CORBIÈRES, MYSTÈRES V (suite 2) / tiraillements pour un sermon...

    En 1864, Blanchot de Brenas, père supputé de l’abbé Martin, entreprit de rassembler ses articles et d’en faire un livre. Sauf que rien ne s’ensuivit et, en 1867, c’est le félibre Joseph Roumanille qui, sous son "nom de guerre" "Lou Cascarellet", publiait en occitan Lou curat de Cucugnan. Après sa reprise en français par Alphonse Daudet et le succès qui s’ensuivit, Blanchot de Brenas voulut rétablir ses droits sur la pièce. En 1868, il demanda à Roumanille de se justifier. Celui-ci répondit et l’intégralité de sa lettre figure dans Le Curé de Cucugnan et son véritable auteur de G. Vanel, un opuscule de 4781 mots paru en 1910 (accessible sur le lien ci-dessous).
    Roumanille reconnaît tout :

« ...Il s'agit donc de plagiat, crime prévu par la loi et dont on veut me punir pardevant le Tribunal compétent.
    Je l'avoue. Monsieur, j'ai tondu de ce joli pré la largeur de ma langue et même un peu plus. Et voici comment cela s'est fait... /...
    ... En 1866, mon beau-frère m'apporta, triomphant, un feuillet détaché de nous ne pûmes savoir quelle revue ou quel recueil littéraire. J'ai ce feuillet sous les yeux, tout sali, tout froissé, tombant presque en lambeaux, tel, en un mot, qu'il me fut remis... /...
    ... Ah! Monsieur ! l'herbe tendre, et, je pense, quelque diable aussi me poussant, je traduisis, con amore, tout ce que je pus traduire. Pouvais-je trouver mieux ? Ajoutant ou retranchant sobrement ce que me semblait réclamer le génie de notre langue et les exigences de nos mœurs provençales.
    N'ayant pas le début de l'historiette (la page 692 manquait et tous mes efforts pour la retrouver avaient été inutiles), j'écrivis, à ma façon, une entrée en matière. Je ne sais pas, à cette heure, en quoi elle diffère de la vôtre. — Ici, mes scrupules, car enfin, je vous rassure, Monsieur, j'ai une conscience, tout vil plagiaire que je puisse paraître. D'ailleurs, ayant été souvent volé, je sais combien il est désagréable de l'être.
    Quel est le père de cet adorable curé ? Quelle est la source, l'origine de cette fable ? Comment l'indiquer ? Ce précieux chiffon de papier, d'où a-t-il été détaché ?
    ... /... Voilà maintenant que M. Alphonse Daudet se hâte de traduire le Curé de Cucugnan, et, grâce à l'Événement auquel il donne sa traduction, il l'éparpille à tous les vents du ciel ! Miséricorde !
    Il était impossible, après une publicité pareille, que le nom de l'auteur, effacé par le pli malencontreux, ne surgît pas soudain. Aussi m'attendais-je tous les jours à une demande d'explications. J'étais prêt à les donner, — non pas certes devant le Tribunal, — (je n'aurais jamais pu supposer que la chose en valût la peine), mais à un confrère chercheur, trouveur et ciseleur, comme le Cascarellet, de vieux contes et d artistiques légendes... /... » 
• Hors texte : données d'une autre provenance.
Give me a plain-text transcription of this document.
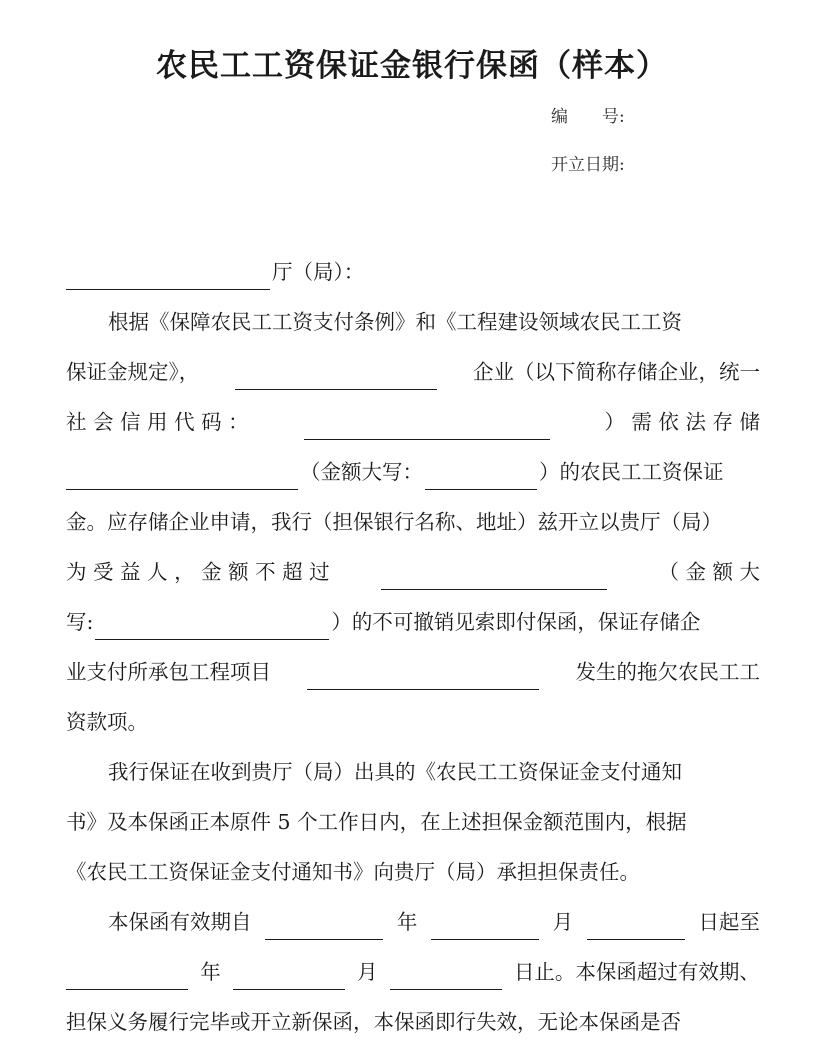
农民工工资保证金银行保函（样本）
编　　号:
开立日期:
厅（局）：
根据《保障农民工工资支付条例》和《工程建设领域农民工工资
保证金规定》，	企业（以下简称存储企业，统一
社 会 信 用 代 码 ：	） 需 依 法 存 储
（金额大写：	）的农民工工资保证
金。应存储企业申请，我行（担保银行名称、地址）兹开立以贵厅（局）
为 受 益 人 ， 金 额 不 超 过	（ 金 额 大
写:	）的不可撤销见索即付保函，保证存储企
业支付所承包工程项目	发生的拖欠农民工工
资款项。
我行保证在收到贵厅（局）出具的《农民工工资保证金支付通知
书》及本保函正本原件 5 个工作日内，在上述担保金额范围内，根据
《农民工工资保证金支付通知书》向贵厅（局）承担担保责任。
本保函有效期自	年	月	日起至
年	月	日止。本保函超过有效期、
担保义务履行完毕或开立新保函，本保函即行失效，无论本保函是否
    Roumanille avance même qu’il aurait pu facilement changer de titre, en situant le sermon à Cucuron, village du Vaucluse certainement aussi charmant que Cucugnan. Il ajoute que, finalement, il a bien rendu service au curé Marti, que la circonstance peut faire une jolie réclame au livre prévu et que sa pécadille avouée mériterait d’être pardonnée. Mais Blanchot reçut ses finesses comme autant de moqueries offensantes. Un procès fut engagé ; le félibre sollicita l’entremise d’un ami commun ; on se mit d’accord pour une médiation mais les arbitres se désistèrent ; avec la guerre de 1870, la procédure fut abandonnée de fait ; Blanchot de Brenas perdit même les textes pour le livre escompté et mourut en 1877, Roumanille en 1891.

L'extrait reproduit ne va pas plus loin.